The menu is made up of mostly small plates and small boards, ideal for mixing and matching with friends. Hocks of cured ham hang in glass cabinets that descend from the ceiling, there are sherries of the month and special dishes on blackboards, whilst signature dishes are pointed out on the tight but well-varied menu.
The sherries are outstanding, sublime with the Iberico ham and most of the cuisine on offer, there are sweet, dry, cream, nectar, young and aged options and if not familiar, this is the perfect place to acquaint yourself with the treasures of Jerez de la Frontera, Andalusia’s gift to the world. There is also a tight, well-considered selection of Spanish, Portuguese and Italian wines that pair very well.
A tapa is an appetizer in Spanish cuisine and translates to a small portion of almost any type of Spanish food, it may be a dish served hot or cold. Traditionally, this was presented on a piece of bread, ham or even a small plate set atop your glass and was usually only served in bodegas, cantinas, posadas and albergues across Spain. Today, there are bars and restaurants right across the globe that have evolved tapas into a cuisine that can be combined to make a full meal.

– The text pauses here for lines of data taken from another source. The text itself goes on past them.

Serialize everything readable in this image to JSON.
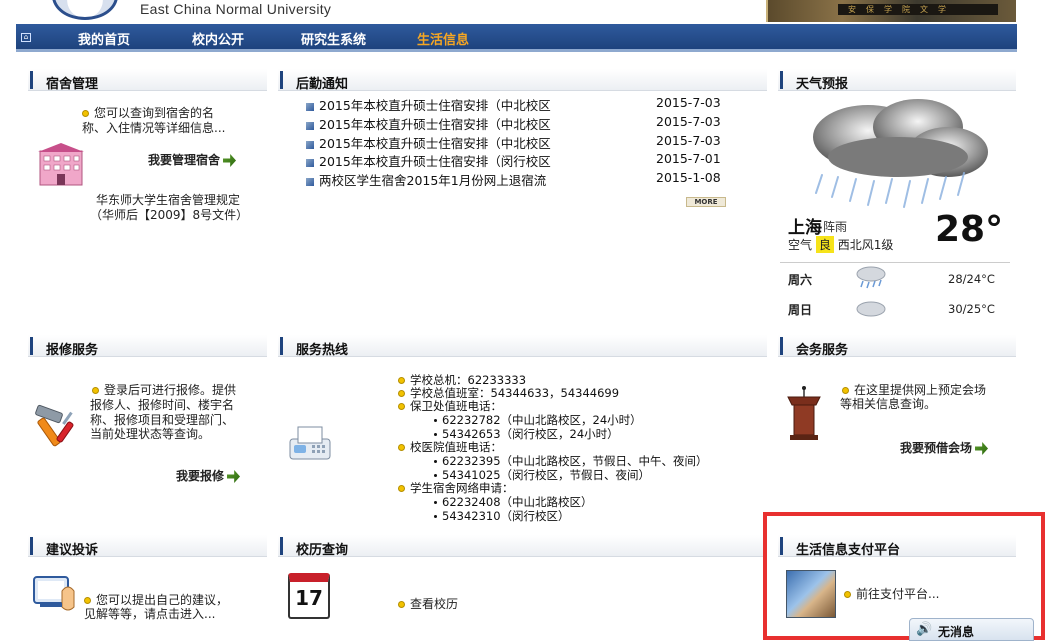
{
  "header": {
    "university_name": "East China Normal University",
    "photo_sign": "安保学院文学"
  },
  "nav": {
    "items": [
      {
        "label": "我的首页",
        "active": false
      },
      {
        "label": "校内公开",
        "active": false
      },
      {
        "label": "研究生系统",
        "active": false
      },
      {
        "label": "生活信息",
        "active": true
      }
    ],
    "active_color": "#f5a623"
  },
  "dorm": {
    "title": "宿舍管理",
    "desc_line1": "您可以查询到宿舍的名",
    "desc_line2": "称、入住情况等详细信息...",
    "link": "我要管理宿舍",
    "rule_line1": "华东师大学生宿舍管理规定",
    "rule_line2": "（华师后【2009】8号文件）"
  },
  "logistics": {
    "title": "后勤通知",
    "notices": [
      {
        "text": "2015年本校直升硕士住宿安排（中北校区",
        "date": "2015-7-03"
      },
      {
        "text": "2015年本校直升硕士住宿安排（中北校区",
        "date": "2015-7-03"
      },
      {
        "text": "2015年本校直升硕士住宿安排（中北校区",
        "date": "2015-7-03"
      },
      {
        "text": "2015年本校直升硕士住宿安排（闵行校区",
        "date": "2015-7-01"
      },
      {
        "text": "两校区学生宿舍2015年1月份网上退宿流",
        "date": "2015-1-08"
      }
    ],
    "more_label": "MORE"
  },
  "weather": {
    "title": "天气预报",
    "city": "上海",
    "condition": "阵雨",
    "air_label": "空气",
    "air_quality": "良",
    "wind": "西北风1级",
    "temperature": "28°",
    "forecast": [
      {
        "day": "周六",
        "range": "28/24°C"
      },
      {
        "day": "周日",
        "range": "30/25°C"
      }
    ]
  },
  "repair": {
    "title": "报修服务",
    "lines": [
      "登录后可进行报修。提供",
      "报修人、报修时间、楼宇名",
      "称、报修项目和受理部门、",
      "当前处理状态等查询。"
    ],
    "link": "我要报修"
  },
  "hotline": {
    "title": "服务热线",
    "rows": [
      {
        "type": "bullet",
        "text": "学校总机：62233333"
      },
      {
        "type": "bullet",
        "text": "学校总值班室：54344633，54344699"
      },
      {
        "type": "bullet",
        "text": "保卫处值班电话："
      },
      {
        "type": "sub",
        "text": "62232782（中山北路校区，24小时）"
      },
      {
        "type": "sub",
        "text": "54342653（闵行校区，24小时）"
      },
      {
        "type": "bullet",
        "text": "校医院值班电话："
      },
      {
        "type": "sub",
        "text": "62232395（中山北路校区，节假日、中午、夜间）"
      },
      {
        "type": "sub",
        "text": "54341025（闵行校区，节假日、夜间）"
      },
      {
        "type": "bullet",
        "text": "学生宿舍网络申请："
      },
      {
        "type": "sub",
        "text": "62232408（中山北路校区）"
      },
      {
        "type": "sub",
        "text": "54342310（闵行校区）"
      }
    ]
  },
  "meeting": {
    "title": "会务服务",
    "line1": "在这里提供网上预定会场",
    "line2": "等相关信息查询。",
    "link": "我要预借会场"
  },
  "suggest": {
    "title": "建议投诉",
    "line1": "您可以提出自己的建议，",
    "line2": "见解等等，请点击进入..."
  },
  "calendar": {
    "title": "校历查询",
    "link": "查看校历",
    "icon_day": "17"
  },
  "payment": {
    "title": "生活信息支付平台",
    "link": "前往支付平台..."
  },
  "notify": {
    "label": "无消息"
  },
  "colors": {
    "nav_bg": "#1e437d",
    "highlight_red": "#e8302f",
    "bullet_yellow": "#f2c200"
  }
}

The word Tapas is derived from the Spanish verb ‘tapar’ which means to cover. There are several legends as to how it was invented and became popular.
A well-known tale can be traced back to the thirteenth century and the Castilian King, Alfonso X, who, whilst suffering from illness, could only take his wine and food in small portions. Upon his recovery the king ordered that no wine should be served in taverns without a little food -so as the peasants could not drink on an empty stomach.
A more probable legend, (given the name) has it that to stop dust, fruit flies and other insects or impurities from entering their clientele’s beverages, (usually a sweet sherry) inn-keepers in and around Andalusia would place a slice of bread, ham or Chorizo over the top of the drinking vessel.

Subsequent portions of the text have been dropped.